Third, the detailed nature of the charging document serves as a not too subtle warning that US investigators are quite capable of assembling a detailed picture of Chinese state backed cyber hacking operations. While that will not prevent all future such espionage efforts, it may cause foreign authorities to be more hesitant to engage in massive intellectual property theft.

Why does this all matter? Of course all nations engage in intelligence collection and espionage for national security purposes, and we have an intelligence community that does the same. But in the field of commercial competition we expect a level and fair playing field. When a nation state harnesses its intelligence capabilities to give its state-favored enterprises the advantage in negotiating or in bringing technology to market, the global trading system is skewed. Cyber espionage in the service of commercial companies allows those companies to harvest the benefit of others’ research and development without making any investment of their own. If state owned companies can secretly see their competitors’ production data, pricing calculations, and business strategies, those state enterprises can underprice or block the competition.

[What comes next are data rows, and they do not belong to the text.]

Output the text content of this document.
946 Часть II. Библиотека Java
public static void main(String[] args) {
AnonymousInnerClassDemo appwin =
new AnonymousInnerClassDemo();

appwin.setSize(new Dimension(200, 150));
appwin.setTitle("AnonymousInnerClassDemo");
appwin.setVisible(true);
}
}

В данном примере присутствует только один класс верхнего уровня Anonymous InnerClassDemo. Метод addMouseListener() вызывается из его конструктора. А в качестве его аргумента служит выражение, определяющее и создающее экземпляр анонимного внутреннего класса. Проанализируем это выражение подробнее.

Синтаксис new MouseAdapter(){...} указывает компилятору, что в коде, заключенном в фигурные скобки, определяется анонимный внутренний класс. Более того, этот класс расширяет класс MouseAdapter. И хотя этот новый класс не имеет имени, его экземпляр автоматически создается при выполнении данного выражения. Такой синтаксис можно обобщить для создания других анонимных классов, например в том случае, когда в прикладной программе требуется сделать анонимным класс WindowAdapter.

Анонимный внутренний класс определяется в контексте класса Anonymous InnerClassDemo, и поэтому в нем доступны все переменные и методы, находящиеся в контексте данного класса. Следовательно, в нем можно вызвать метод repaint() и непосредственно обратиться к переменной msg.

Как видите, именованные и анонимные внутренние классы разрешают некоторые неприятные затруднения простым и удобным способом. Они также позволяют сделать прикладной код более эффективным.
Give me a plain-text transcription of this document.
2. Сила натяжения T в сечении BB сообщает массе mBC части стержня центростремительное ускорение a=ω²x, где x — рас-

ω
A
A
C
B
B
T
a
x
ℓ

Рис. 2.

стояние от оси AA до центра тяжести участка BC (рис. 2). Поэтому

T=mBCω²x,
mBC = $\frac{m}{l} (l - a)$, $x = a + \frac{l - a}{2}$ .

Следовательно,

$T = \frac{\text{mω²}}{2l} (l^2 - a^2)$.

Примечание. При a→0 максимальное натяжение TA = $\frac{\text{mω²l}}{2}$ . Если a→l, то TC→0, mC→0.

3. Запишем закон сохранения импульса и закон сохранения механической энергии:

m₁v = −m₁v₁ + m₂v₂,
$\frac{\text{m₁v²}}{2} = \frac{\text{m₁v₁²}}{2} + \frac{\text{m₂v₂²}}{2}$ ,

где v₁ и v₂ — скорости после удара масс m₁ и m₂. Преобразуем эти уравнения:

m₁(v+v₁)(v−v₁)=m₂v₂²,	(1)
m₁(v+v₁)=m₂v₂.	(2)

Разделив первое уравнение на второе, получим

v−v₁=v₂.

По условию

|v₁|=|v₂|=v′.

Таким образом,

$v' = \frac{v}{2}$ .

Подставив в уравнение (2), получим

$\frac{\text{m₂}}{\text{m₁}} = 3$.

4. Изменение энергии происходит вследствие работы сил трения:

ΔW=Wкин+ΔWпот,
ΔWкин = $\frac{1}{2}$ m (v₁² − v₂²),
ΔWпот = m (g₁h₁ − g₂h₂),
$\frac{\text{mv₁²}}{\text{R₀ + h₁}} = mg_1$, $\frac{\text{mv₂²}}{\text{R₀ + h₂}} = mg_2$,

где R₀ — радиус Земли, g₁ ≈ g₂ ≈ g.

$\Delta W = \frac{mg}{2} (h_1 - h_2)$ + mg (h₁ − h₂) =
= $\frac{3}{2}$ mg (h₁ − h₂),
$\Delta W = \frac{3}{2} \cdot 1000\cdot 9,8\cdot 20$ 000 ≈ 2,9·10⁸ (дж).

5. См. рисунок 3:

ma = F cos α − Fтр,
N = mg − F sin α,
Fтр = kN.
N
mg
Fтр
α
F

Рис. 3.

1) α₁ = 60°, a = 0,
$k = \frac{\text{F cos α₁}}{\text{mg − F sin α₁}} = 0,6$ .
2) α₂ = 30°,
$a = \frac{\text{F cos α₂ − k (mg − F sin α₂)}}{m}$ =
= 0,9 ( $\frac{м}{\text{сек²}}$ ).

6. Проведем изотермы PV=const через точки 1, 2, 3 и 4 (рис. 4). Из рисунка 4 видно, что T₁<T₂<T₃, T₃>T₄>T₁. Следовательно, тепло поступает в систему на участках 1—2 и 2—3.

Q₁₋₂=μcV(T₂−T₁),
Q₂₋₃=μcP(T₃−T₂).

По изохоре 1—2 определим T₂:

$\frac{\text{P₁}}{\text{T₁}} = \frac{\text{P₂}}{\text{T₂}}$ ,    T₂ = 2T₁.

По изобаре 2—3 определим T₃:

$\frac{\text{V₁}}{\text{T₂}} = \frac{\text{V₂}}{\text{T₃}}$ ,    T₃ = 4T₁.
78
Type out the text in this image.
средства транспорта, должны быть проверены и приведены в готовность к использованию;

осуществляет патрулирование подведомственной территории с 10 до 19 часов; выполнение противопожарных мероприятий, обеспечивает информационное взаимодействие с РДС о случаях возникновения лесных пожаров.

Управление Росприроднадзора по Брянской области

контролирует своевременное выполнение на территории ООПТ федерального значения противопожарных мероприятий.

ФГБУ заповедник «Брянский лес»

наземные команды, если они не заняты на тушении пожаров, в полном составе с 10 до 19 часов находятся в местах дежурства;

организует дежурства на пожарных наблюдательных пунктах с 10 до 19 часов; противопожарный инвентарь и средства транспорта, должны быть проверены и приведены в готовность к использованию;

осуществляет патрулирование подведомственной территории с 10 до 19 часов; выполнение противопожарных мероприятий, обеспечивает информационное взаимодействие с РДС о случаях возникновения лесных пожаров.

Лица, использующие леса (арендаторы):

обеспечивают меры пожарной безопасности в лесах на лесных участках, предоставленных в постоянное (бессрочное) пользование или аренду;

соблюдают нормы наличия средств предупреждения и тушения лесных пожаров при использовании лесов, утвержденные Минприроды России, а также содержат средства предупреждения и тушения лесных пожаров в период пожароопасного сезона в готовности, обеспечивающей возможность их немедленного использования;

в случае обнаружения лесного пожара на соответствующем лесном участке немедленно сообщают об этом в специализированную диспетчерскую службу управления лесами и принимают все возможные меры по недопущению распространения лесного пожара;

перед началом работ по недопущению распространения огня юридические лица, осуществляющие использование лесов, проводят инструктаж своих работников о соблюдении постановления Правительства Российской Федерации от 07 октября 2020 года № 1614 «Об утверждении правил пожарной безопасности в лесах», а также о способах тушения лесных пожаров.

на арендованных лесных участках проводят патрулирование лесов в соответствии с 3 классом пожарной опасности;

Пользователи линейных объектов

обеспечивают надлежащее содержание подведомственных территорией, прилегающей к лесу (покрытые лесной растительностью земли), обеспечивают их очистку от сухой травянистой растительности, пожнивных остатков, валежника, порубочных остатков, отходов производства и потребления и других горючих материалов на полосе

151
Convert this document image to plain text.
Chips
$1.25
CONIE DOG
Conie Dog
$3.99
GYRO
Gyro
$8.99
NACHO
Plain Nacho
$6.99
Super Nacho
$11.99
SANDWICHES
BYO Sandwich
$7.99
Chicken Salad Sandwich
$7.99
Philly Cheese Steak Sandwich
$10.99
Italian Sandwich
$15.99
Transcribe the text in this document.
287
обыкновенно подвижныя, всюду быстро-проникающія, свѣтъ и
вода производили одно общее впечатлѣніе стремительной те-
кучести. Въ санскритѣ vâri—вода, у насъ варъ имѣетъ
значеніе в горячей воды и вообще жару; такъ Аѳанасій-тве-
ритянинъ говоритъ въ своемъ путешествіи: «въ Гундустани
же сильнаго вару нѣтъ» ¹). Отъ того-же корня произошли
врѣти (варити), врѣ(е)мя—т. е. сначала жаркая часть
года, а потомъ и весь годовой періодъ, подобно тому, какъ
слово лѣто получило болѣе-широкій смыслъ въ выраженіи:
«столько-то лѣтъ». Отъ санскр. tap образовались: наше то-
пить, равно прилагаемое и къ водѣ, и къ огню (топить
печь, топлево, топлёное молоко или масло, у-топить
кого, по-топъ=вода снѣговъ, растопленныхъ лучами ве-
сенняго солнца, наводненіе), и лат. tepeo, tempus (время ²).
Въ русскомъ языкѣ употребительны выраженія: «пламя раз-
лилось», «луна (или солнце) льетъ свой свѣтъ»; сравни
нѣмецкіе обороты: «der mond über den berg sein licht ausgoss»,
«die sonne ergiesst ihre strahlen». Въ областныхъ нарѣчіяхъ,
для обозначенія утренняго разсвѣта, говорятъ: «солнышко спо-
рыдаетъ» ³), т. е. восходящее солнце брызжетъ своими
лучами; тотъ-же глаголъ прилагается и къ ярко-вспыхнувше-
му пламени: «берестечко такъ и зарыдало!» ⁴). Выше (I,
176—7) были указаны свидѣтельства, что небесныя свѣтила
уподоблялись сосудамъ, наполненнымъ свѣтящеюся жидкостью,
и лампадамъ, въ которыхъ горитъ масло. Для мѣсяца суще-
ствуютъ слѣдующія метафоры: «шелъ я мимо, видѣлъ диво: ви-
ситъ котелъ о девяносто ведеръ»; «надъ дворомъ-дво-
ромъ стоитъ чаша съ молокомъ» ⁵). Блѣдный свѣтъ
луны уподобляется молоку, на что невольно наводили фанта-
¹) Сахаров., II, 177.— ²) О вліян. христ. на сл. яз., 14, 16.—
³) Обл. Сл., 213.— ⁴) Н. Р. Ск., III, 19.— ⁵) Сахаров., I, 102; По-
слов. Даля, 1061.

This week’s indictment lays down an important marker that strategic intellectual property theft will be treated as a serious breach of the rule of law and as a threat to the global economic and trade system.

Michael Chertoff was secretary of the Department of Homeland Security from 2005 to 2009. He co-founded and is chairman of the Chertoff Group, a global security and risk management advisory firm, and is senior of counsel at Covington & Burling LLP.